Last September, just two weeks before Russian filmmaker Ilya Khrzhanovsky was due to open an ambitious project in Germany that would recreate the Berlin Wall, authorities nixed the plan amid cries that it hit too close to home.
“People in a city who have suffered two dictatorships in a few decades need no instruction on what a dictatorship means,” several public figures wrote in an open letter published last fall.
Now, the project has a second chance at life. It will make its debut in Paris, according to a report by the publication Monopol.

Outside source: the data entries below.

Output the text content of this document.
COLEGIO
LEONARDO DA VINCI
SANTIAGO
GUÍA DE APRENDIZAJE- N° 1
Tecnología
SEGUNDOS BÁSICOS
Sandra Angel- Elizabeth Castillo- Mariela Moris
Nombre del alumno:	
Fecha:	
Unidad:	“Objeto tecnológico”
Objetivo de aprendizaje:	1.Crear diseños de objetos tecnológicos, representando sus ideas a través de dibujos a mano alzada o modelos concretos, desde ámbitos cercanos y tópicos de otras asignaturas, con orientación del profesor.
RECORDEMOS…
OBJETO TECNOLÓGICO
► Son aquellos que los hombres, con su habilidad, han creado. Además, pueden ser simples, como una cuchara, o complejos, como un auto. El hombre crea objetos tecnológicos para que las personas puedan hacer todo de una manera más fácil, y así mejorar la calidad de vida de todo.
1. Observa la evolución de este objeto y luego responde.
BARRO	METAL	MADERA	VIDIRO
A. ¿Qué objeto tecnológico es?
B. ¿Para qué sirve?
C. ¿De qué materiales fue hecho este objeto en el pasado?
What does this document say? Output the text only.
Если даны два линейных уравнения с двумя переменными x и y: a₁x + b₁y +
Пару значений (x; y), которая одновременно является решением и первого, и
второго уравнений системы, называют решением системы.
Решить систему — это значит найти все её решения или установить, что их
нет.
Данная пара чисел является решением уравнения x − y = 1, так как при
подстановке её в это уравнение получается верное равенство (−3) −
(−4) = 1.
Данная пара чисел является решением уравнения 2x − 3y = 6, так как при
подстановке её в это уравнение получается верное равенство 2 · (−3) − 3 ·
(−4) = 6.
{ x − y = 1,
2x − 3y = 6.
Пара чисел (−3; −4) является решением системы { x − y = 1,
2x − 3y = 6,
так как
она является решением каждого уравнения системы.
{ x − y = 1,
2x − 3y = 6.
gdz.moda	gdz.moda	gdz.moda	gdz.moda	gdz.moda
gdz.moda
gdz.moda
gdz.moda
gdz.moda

Two theaters along the Seine, the historic Théâtre du Châtelet and the Theatre de la Ville, will host a slightly pared-down version of the original project. A 15-meter-high (50-foot) bridge will connect the two venues, according to the the newspaper Le Parisien. According to the newspaper Tagespiegel, the Paris project has also been experiencing bureaucratic hurdles, but none so far threaten to halt the project.
Titled DAU Freiheit, Khrzhanovsky’s dramatic recreation of the Soviet world is due to run in Paris from January 24 through February 17. Four hundred people at a time will experience something of life under Communist dictatorship. They need to apply for “visas”—three kinds of which are available, with fees ranging from €35 to €150 ($40 to $170)—to enter the installation, and will be asked to fill out psychometric questionnaires so that each experience can be individually tailored.

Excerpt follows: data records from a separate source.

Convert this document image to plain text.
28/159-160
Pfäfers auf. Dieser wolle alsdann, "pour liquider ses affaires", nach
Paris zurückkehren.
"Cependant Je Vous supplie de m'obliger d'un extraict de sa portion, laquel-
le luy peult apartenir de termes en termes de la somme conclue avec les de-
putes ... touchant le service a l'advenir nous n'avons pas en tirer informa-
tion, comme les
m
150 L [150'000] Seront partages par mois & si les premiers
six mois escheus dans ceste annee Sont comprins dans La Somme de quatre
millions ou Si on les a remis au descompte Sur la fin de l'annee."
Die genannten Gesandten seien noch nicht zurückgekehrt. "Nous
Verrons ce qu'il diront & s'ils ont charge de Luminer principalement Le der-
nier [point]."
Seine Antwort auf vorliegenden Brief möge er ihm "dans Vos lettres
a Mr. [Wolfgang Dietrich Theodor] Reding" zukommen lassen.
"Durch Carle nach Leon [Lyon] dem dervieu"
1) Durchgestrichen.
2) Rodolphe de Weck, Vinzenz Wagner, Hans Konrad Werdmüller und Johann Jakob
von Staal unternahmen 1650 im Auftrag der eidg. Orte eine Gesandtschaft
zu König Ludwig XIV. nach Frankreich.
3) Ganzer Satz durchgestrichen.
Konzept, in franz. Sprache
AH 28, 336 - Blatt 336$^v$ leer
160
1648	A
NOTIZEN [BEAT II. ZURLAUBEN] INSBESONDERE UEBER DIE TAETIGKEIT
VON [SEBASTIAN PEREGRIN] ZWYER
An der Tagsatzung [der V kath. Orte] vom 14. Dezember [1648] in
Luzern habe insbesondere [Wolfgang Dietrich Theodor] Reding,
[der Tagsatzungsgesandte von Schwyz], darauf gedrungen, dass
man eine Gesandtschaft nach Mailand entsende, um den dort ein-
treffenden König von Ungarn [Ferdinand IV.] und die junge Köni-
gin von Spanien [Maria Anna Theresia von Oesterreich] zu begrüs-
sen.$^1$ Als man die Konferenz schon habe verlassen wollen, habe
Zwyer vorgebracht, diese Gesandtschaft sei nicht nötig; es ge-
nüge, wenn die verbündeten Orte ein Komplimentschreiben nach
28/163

The walls of the Théâtre du Châtelet and the Theatre de la Ville (both venues are currently under renovation) will be painted dark red, and rooms will recreate Stalin-era interiors.
Theatre du Chatelet will host the controversial DAU project. Photo: Francois Guillot AFP/Getty Images.

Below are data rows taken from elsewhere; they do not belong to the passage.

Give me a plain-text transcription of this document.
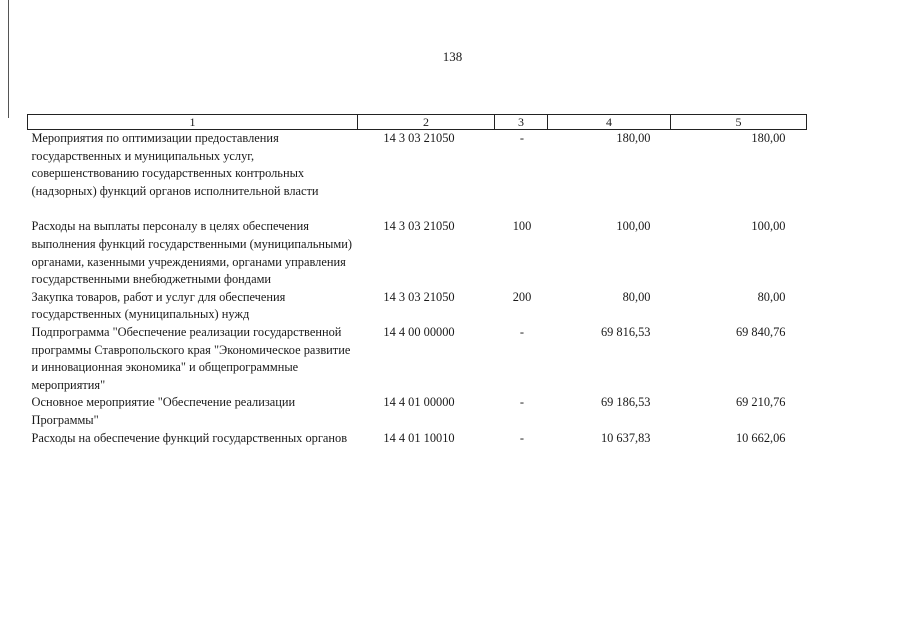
138
1	2	3	4	5
Мероприятия по оптимизации предоставления государственных и муниципальных услуг, совершенствованию государственных контрольных (надзорных) функций органов исполнительной власти	14 3 03 21050	-	180,00	180,00
Расходы на выплаты персоналу в целях обеспечения выполнения функций государственными (муниципальными) органами, казенными учреждениями, органами управления государственными внебюджетными фондами	14 3 03 21050	100	100,00	100,00
Закупка товаров, работ и услуг для обеспечения государственных (муниципальных) нужд	14 3 03 21050	200	80,00	80,00
Подпрограмма "Обеспечение реализации государственной программы Ставропольского края "Экономическое развитие и инновационная экономика" и общепрограммные мероприятия"	14 4 00 00000	-	69 816,53	69 840,76
Основное мероприятие "Обеспечение реализации Программы"	14 4 01 00000	-	69 186,53	69 210,76
Расходы на обеспечение функций государственных органов	14 4 01 10010	-	10 637,83	10 662,06
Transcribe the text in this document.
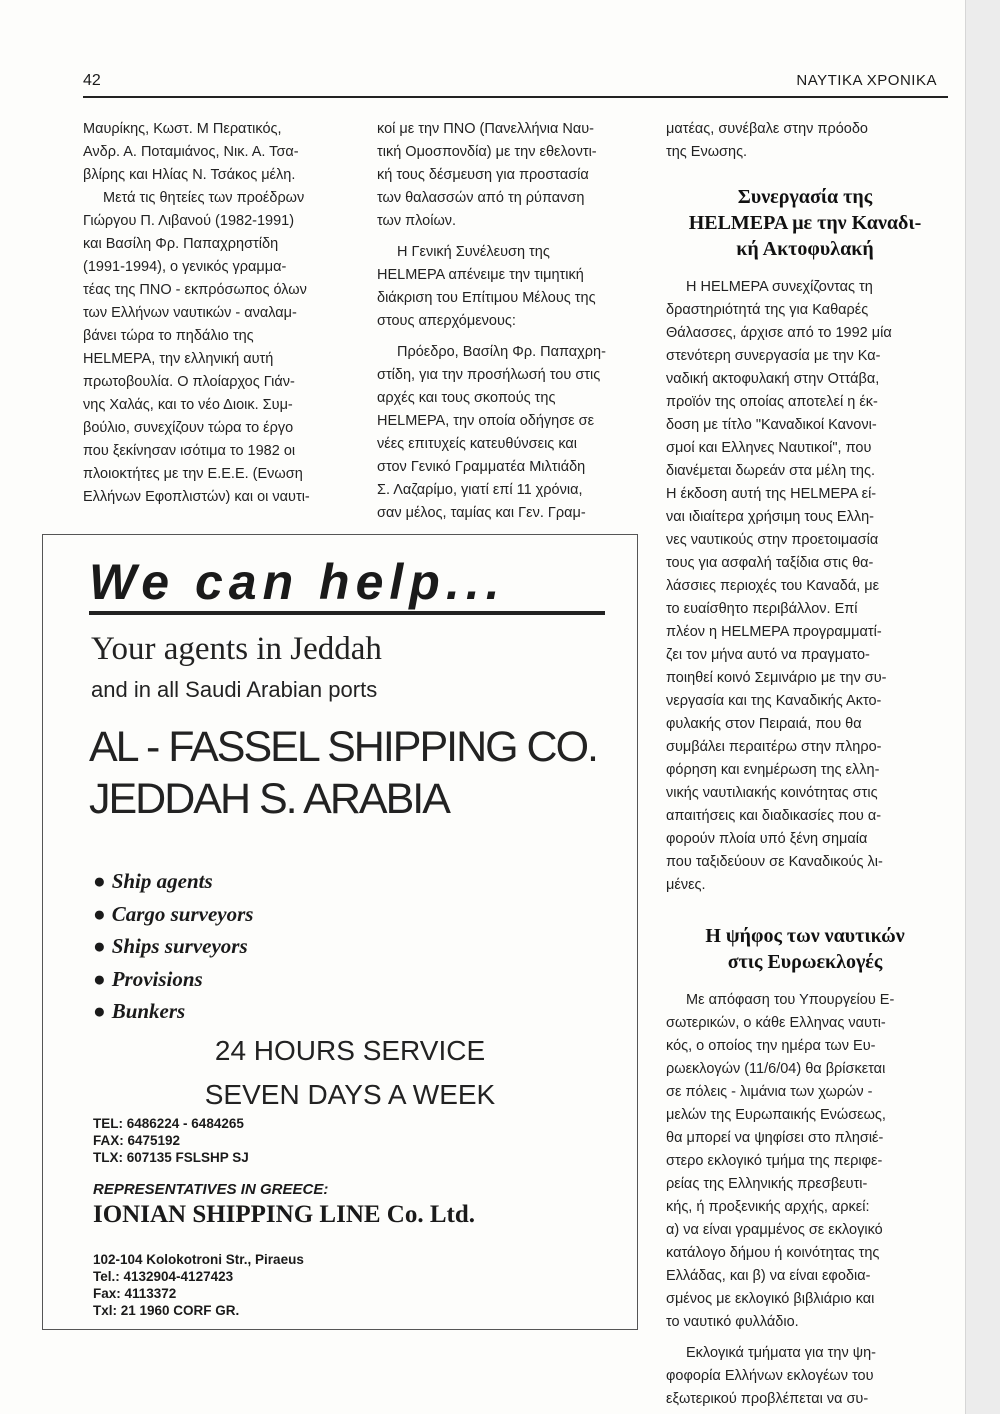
42	ΝΑΥΤΙΚΑ ΧΡΟΝΙΚΑ
Μαυρίκης, Κωστ. Μ Περατικός,
Ανδρ. Α. Ποταμιάνος, Νικ. Α. Τσα-
βλίρης και Ηλίας Ν. Τσάκος μέλη.
Μετά τις θητείες των προέδρων
Γιώργου Π. Λιβανού (1982-1991)
και Βασίλη Φρ. Παπαχρηστίδη
(1991-1994), ο γενικός γραμμα-
τέας της ΠΝΟ - εκπρόσωπος όλων
των Ελλήνων ναυτικών - αναλαμ-
βάνει τώρα το πηδάλιο της
HELMEPA, την ελληνική αυτή
πρωτοβουλία. Ο πλοίαρχος Γιάν-
νης Χαλάς, και το νέο Διοικ. Συμ-
βούλιο, συνεχίζουν τώρα το έργο
που ξεκίνησαν ισότιμα το 1982 οι
πλοιοκτήτες με την Ε.Ε.Ε. (Ενωση
Ελλήνων Εφοπλιστών) και οι ναυτι-
κοί με την ΠΝΟ (Πανελλήνια Ναυ-
τική Ομοσπονδία) με την εθελοντι-
κή τους δέσμευση για προστασία
των θαλασσών από τη ρύπανση
των πλοίων.
Η Γενική Συνέλευση της
HELMEPA απένειμε την τιμητική
διάκριση του Επίτιμου Μέλους της
στους απερχόμενους:
Πρόεδρο, Βασίλη Φρ. Παπαχρη-
στίδη, για την προσήλωσή του στις
αρχές και τους σκοπούς της
HELMEPA, την οποία οδήγησε σε
νέες επιτυχείς κατευθύνσεις και
στον Γενικό Γραμματέα Μιλτιάδη
Σ. Λαζαρίμο, γιατί επί 11 χρόνια,
σαν μέλος, ταμίας και Γεν. Γραμ-
ματέας, συνέβαλε στην πρόοδο
της Ενωσης.
Συνεργασία της
HELMEPA με την Καναδι-
κή Ακτοφυλακή
Η HELMEPA συνεχίζοντας τη
δραστηριότητά της για Καθαρές
Θάλασσες, άρχισε από το 1992 μία
στενότερη συνεργασία με την Κα-
ναδική ακτοφυλακή στην Οττάβα,
προϊόν της οποίας αποτελεί η έκ-
δοση με τίτλο "Καναδικοί Κανονι-
σμοί και Ελληνες Ναυτικοί", που
διανέμεται δωρεάν στα μέλη της.
Η έκδοση αυτή της HELMEPA εί-
ναι ιδιαίτερα χρήσιμη τους Ελλη-
νες ναυτικούς στην προετοιμασία
τους για ασφαλή ταξίδια στις θα-
λάσσιες περιοχές του Καναδά, με
το ευαίσθητο περιβάλλον. Επί
πλέον η HELMEPA προγραμματί-
ζει τον μήνα αυτό να πραγματο-
ποιηθεί κοινό Σεμινάριο με την συ-
νεργασία και της Καναδικής Ακτο-
φυλακής στον Πειραιά, που θα
συμβάλει περαιτέρω στην πληρο-
φόρηση και ενημέρωση της ελλη-
νικής ναυτιλιακής κοινότητας στις
απαιτήσεις και διαδικασίες που α-
φορούν πλοία υπό ξένη σημαία
που ταξιδεύουν σε Καναδικούς λι-
μένες.
Η ψήφος των ναυτικών
στις Ευρωεκλογές
Με απόφαση του Υπουργείου Ε-
σωτερικών, ο κάθε Ελληνας ναυτι-
κός, ο οποίος την ημέρα των Ευ-
ρωεκλογών (11/6/04) θα βρίσκεται
σε πόλεις - λιμάνια των χωρών -
μελών της Ευρωπαικής Ενώσεως,
θα μπορεί να ψηφίσει στο πλησιέ-
στερο εκλογικό τμήμα της περιφε-
ρείας της Ελληνικής πρεσβευτι-
κής, ή προξενικής αρχής, αρκεί:
α) να είναι γραμμένος σε εκλογικό
κατάλογο δήμου ή κοινότητας της
Ελλάδας, και β) να είναι εφοδια-
σμένος με εκλογικό βιβλιάριο και
το ναυτικό φυλλάδιο.
Εκλογικά τμήματα για την ψη-
φοφορία Ελλήνων εκλογέων του
εξωτερικού προβλέπεται να συ-
We can help...
Your agents in Jeddah
and in all Saudi Arabian ports
AL - FASSEL SHIPPING CO.
JEDDAH S. ARABIA
● Ship agents
● Cargo surveyors
● Ships surveyors
● Provisions
● Bunkers
24 HOURS SERVICE
SEVEN DAYS A WEEK
TEL: 6486224 - 6484265
FAX: 6475192
TLX: 607135 FSLSHP SJ
REPRESENTATIVES IN GREECE:
IONIAN SHIPPING LINE Co. Ltd.
102-104 Kolokotroni Str., Piraeus
Tel.: 4132904-4127423
Fax: 4113372
Txl: 21 1960 CORF GR.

The Berlin version was due to take over a strip of the city’s historic Unter den Linden avenue for four weeks in October. Visitors would have been guided around a set built to look like a Soviet-era city after passing through Cold War-style checkpoints. The presentation was to include some 13 feature films (compiling over 700 hours of footage), plus contributions from Brian Eno, Marina Abramović, and Massive Attack.
The films were recorded between 2009 and 2011, when Khrzhanovsky invited around 400 people, including waitresses, families, famous artists, and Nobel Prize-winners, to live for two years in isolation at “The Institute,” a Soviet-inspired world he created in the Ukrainian city of Kharkiv. It is said to be the largest Russian film project ever undertaken, and was seen as highly controversial at the time.
A version of Khrzhanovsky’s project is also planned for London. It is unclear if the artist hopes to revive its Berlin iteration there.